FDA calls for labeling changes, medication guides for two topical testosterone gels

The U.S. Food and Drug Administration today announced that it is requiring manufacturers of two prescription topical testosterone gel products, AndroGel 1% and Testim 1%, to include a boxed warning on the products’ labels. The agency is requiring this action after receiving reports of adverse effects in children who were inadvertently exposed to testosterone through contact with another person being treated with these products.

The gels are approved for use in men who either no longer produce testosterone or produce it in low amounts. Both products are applied once daily to the shoulders or upper arms. Only AndroGel 1% (Solvay Pharmaceuticals) is approved for application to the abdomen. Precautions in the current labels instruct users to wash their hands after using the product and to cover the treated skin with clothing.

“These drugs are approved for an important medical need, but can have serious, unintended side effects if not used properly,” said Janet Woodcock, MD, director of the FDA’s Center for Drug Evaluation and Research. “We must ensure that the adults using them are well informed about the precautions needed to protect children from secondary exposure.”

Reported side effects of secondary exposure

Despite the currently labeled precautions, as of Dec. 1, 2008, the FDA has received reports of eight cases of secondary exposure to testosterone in children ranging in age from 9 months to 5 years. The agency has received additional reports of secondary exposure since that time and is presently reviewing them.

Of the fully reviewed cases, adverse events included inappropriate enlargement of the genitalia, premature development of pubic hair, advanced bone age, increased libido and aggressive behavior.

In most cases, the signs and symptoms regressed when the child no longer was exposed to the product. However, in a few cases, enlarged genitalia did not fully return to age-appropriate size and bone age remained modestly greater than the child’s chronological age.

In some cases, children had to undergo invasive diagnostic procedures and, in at least one case, a child was hospitalized and underwent surgery due to a delay in recognizing the underlying cause of the signs and symptoms.

In most of the cases, users of these products failed to follow appropriate use instructions, resulting in direct contact between treated skin and the child.

Required label changes

The required label changes will provide additional information about the risk of secondary exposure and the steps that should be taken to reduce this risk.

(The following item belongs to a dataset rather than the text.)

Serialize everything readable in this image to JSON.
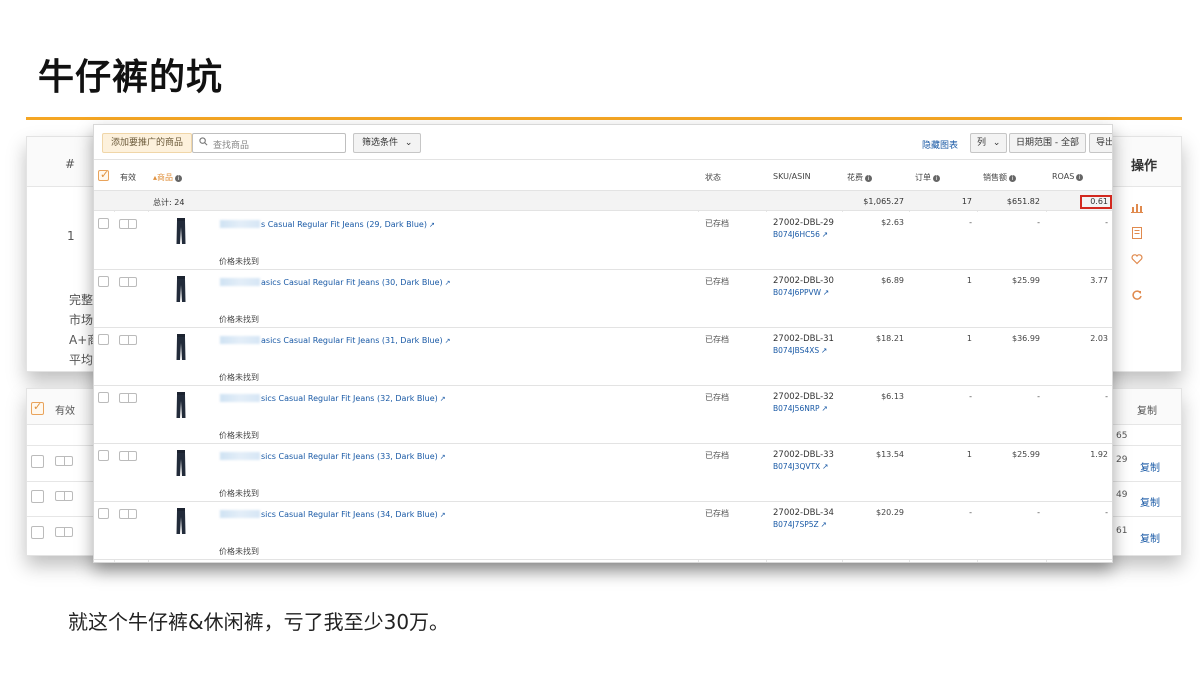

The FDA also is requiring that the manufacturers of these products develop a medication guide as part of a Risk Evaluation and Mitigation Strategy to ensure that the benefits of these products continue to outweigh their potential risks.

The FDA recommends the following precautions be taken to minimize the potential for secondary exposure:

Adults who use testosterone gels should wash their hands with soap and warm water after every application;
Adults should cover the application site with clothing once the gel has dried;
Adults should wash the application site thoroughly with soap and warm water prior to any situation where skin-to-skin contact with another person is anticipated;
Children and women should avoid contact with testosterone application sites on the skin of men who use these products; and
Adults should note that use of any similar, but unapproved, products from the marketplace — including the Internet — that can result in the same serious adverse effects should be avoided.

Health care professionals and consumers may report serious adverse events or product quality problems with the use of these gels to the FDA's MedWatch Adverse Event Reporting program.